But here comes a man with flowing hair and dressed differently from the others, who has just arrived; he descends from his droschky and goes toward the house of the Zemskaya Uprava, while the policemen clear a way for him through the crowd.

"The Father has arrived to swear them in." And this "Father," who has always been accustomed to believe himself a special and privileged servant of Christ, and who is usually quite unconscious of his false position, enters the room where the recruits who have been admitted are waiting for him; he puts on, as a vestment, a sort of brocade curtain, disengages from it his flowing hair, opens the Bible wherein an oath is forbidden, lifts the cross, that cross on which Christ was crucified for refusing to do what this person, his supposed servant, commands men to do, and all these defenseless and deluded young men repeat after him the lie so familiar to his lips, which he utters with such assurance. He reads while they repeat: "I promise and swear to the Lord Almighty, upon His holy Bible," etc. ... to defend (that is, to murder all those whom I shall be ordered to murder) and to do whatever those men, strangers to me, who regard me only as a necessary tool to be used in perpetrating the outrages by which they oppress my brethren and preserve their own positions, command me to do. All the recruits having stupidly repeated the words, the so-called Father departs, quite sure that he has performed his duty in the most accurate and conscientious manner, while the young men deluded by him really believe that by the absurd, and to them almost unintelligible, words which they have just uttered, they are released during their term of service from all obligations to their fellow-men, and are bound by new and more imperative ties to the duties of a soldier.

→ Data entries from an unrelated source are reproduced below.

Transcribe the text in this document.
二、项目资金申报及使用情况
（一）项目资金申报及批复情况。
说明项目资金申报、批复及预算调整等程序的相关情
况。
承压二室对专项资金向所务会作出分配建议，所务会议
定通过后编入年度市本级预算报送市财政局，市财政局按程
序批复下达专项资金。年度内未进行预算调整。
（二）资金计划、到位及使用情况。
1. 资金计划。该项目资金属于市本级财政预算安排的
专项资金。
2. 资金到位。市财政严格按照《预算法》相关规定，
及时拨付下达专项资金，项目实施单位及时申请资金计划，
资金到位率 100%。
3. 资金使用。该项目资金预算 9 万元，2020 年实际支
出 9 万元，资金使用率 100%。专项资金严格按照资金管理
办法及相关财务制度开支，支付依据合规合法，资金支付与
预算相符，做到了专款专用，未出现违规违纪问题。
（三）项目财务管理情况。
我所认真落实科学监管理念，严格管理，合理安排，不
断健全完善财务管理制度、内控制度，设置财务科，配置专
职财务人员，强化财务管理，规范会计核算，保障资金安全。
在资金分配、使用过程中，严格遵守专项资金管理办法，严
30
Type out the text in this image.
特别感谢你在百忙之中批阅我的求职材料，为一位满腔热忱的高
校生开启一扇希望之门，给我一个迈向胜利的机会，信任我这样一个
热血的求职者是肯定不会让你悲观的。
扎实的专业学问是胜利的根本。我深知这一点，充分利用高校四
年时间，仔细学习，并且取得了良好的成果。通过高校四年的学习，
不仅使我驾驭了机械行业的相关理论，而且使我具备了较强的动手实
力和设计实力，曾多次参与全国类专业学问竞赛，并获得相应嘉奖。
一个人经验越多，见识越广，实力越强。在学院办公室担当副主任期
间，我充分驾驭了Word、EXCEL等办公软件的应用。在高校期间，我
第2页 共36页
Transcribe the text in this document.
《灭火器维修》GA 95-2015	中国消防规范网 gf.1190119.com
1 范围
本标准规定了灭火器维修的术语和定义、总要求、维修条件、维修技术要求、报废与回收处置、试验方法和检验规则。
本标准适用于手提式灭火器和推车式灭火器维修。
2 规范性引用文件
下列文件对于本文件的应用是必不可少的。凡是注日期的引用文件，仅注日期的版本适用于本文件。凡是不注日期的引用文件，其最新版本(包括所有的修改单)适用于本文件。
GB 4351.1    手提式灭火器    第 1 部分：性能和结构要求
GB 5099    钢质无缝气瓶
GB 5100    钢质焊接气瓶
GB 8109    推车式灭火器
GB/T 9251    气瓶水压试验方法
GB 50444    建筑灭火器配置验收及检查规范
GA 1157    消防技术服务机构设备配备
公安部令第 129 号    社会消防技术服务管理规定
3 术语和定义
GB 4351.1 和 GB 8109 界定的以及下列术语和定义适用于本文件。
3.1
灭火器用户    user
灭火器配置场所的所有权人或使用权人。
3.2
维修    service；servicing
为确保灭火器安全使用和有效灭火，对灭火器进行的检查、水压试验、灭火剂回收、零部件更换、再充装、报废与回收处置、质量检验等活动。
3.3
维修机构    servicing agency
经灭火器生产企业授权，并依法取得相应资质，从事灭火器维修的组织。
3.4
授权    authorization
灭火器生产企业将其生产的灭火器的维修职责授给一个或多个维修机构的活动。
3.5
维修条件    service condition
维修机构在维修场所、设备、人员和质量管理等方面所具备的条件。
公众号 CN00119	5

And this is done publicly, but not a man comes forward to say to the deceived and the deceivers, "Come to your senses and go your way; this is all a base and treacherous lie; it imperils not only your bodies, but your souls."

No one does this. On the contrary, as if in derision, after they have all been enrolled and are about to depart, the colonel enters the hall where these poor, drunken, and deluded creatures are locked in, and with a solemn air, calls out to them in military fashion: "Good day, men! I congratulate you upon entering the Czar's service." And they, poor fellows, mumble in their semi-drunken way, a reply which has already been taught them, to the effect that it fills their hearts with joy.

The expectant crowd of fathers, mothers, and wives is still standing at the gates. Women, with tear-worn, wide-open eyes, watch the door. Suddenly it opens and the men come rolling out, assuming an air of bravado, the Petruhas, Vanuhas, and Makars, now enrolled, trying to avoid the eyes of their relatives, pretending not to see them. At once break out the sobs and cries of the wives and mothers. Some of the men clasp them in their arms, weeping, some put on a devil-may-care look, others make an attempt to console them. The wives, the mothers, realizing that they are now abandoned, without support, for three or four years, cry and wail bitterly. The fathers say little; they only sigh and make a clicking sound with their tongues that indicates their grief; they know that they are about to lose that help which they have reared and trained their sons to render; that when their sons return they will no longer be sober and industrious laborers, but soldiers, weaned from their former life of simplicity, grown dissolute, and vain of their uniforms.

Now the whole crowd has departed, driving down the street in sleighs to the taverns and inns, and louder grows the chorus of mingled sobs, songs, and drunken cries, the moaning and muttering of the wives and mothers, the sounds of the accordion, the noise of altercations.

All repair to the eating-houses and taverns, from the traffic of which part of the revenue of the government is derived, and there they give themselves up to drink, stupefying their senses so that they care nothing for the injustice done to them.

Then they spend several weeks at home, drinking nearly all the time.

When the day arrives, they are driven like cattle to the appointed place, where they are drilled in military exercises by those who a few years ago, like themselves, were deceived and brutalized. During the instructions the means employed are lying, blows, and vodka. And before the year is over the good, kindly, and intelligent fellows will have become as brutal as their teachers.